5. Perserikatan Solidaritas Perempuan telah

melakukan perhitungan PPh Pasal 21 dengan baik

dan benar sesuai dengan Undang-undang perpajakan

yang berlaku di Indonesia.

6. Perserikatan Solidaritas Perempuan melakukan

penyetoran PPh Pasal 21 tepat pada waktunya yaitu

sebelum batas waktu penyetoran yang ditentukan

dalam undang-undang yang berlaku di Indonesia.

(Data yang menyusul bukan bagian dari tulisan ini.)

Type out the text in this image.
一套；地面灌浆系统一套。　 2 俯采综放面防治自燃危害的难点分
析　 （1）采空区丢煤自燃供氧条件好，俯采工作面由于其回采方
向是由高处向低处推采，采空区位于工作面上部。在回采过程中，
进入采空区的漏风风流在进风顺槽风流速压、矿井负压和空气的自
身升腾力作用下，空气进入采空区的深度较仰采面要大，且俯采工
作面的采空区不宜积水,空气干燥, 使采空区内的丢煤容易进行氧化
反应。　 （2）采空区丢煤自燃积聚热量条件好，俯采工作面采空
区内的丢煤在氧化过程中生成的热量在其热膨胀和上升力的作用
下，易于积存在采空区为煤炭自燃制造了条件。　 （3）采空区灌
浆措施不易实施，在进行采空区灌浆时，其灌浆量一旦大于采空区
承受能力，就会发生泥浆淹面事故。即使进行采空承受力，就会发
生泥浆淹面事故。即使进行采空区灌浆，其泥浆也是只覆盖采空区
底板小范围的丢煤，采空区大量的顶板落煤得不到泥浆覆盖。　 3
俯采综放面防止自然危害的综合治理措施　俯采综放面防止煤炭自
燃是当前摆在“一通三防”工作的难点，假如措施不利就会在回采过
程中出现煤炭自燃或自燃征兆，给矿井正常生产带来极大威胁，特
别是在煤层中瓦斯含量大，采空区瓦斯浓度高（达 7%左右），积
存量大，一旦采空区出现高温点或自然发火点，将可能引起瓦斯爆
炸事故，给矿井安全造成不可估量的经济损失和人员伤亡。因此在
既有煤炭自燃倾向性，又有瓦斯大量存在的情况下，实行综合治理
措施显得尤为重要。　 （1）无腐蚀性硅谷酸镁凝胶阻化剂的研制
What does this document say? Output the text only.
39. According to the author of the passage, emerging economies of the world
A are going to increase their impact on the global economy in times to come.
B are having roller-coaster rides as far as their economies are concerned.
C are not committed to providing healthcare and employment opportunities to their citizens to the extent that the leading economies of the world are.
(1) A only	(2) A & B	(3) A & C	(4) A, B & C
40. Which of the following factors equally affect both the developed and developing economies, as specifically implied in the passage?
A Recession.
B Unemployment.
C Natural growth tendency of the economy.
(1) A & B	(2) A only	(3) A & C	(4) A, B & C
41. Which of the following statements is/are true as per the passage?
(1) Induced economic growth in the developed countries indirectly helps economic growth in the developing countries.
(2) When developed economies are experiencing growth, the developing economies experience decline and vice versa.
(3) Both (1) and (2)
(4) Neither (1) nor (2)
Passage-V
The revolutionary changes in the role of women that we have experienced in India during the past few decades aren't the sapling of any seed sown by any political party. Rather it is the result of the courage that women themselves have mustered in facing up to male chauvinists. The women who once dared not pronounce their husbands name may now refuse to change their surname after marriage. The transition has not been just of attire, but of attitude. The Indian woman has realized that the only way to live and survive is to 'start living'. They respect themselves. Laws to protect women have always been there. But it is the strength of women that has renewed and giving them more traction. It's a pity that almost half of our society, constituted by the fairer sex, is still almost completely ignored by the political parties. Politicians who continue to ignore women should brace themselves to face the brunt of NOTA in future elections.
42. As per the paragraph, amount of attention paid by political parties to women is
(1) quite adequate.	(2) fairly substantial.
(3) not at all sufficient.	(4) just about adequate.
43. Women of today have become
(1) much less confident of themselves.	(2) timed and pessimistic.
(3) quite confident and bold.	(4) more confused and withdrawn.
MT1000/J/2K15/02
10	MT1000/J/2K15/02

7. Perserikatan Solidaritas Perempuan telah

melakukan pelaporan PPh Pasal 21 tepat pada

waktunya yaitu sebelum batas waktu penyetoran

yang ditentukan dalam undang-undang yang berlaku

di Indonesia.

8. Pencatatan Akuntansi atas PPh Pasal 21 di

Perserikatan Solidaritas Perempuan sudah

dilakukan dengan baik sesuai dengan ketentuan

yang ada.

5.2 Saran

Berdasarkan kesimpulan diatas, pada bagian ini

memberikan saran-saran yang mungkin berguna bagi

perusahaan dan para pembaca pada umumnya. Saran-

saran penulis antara lain :

Perserikatan Solidaritas Perempuan sebagai pemotong

pajak harus melakukan perhitungan pajak penghasilan

secara teratur yaitu setiap bulan sesuai gaji yang

diterima oleh karyawan secara nyata. Dalam

perhitungan diperlukan ketelitian dan kecermatan

dalam proses perhitungannya. Sehingga dapat

meminalisir kesalahan dalam proses perhitungan.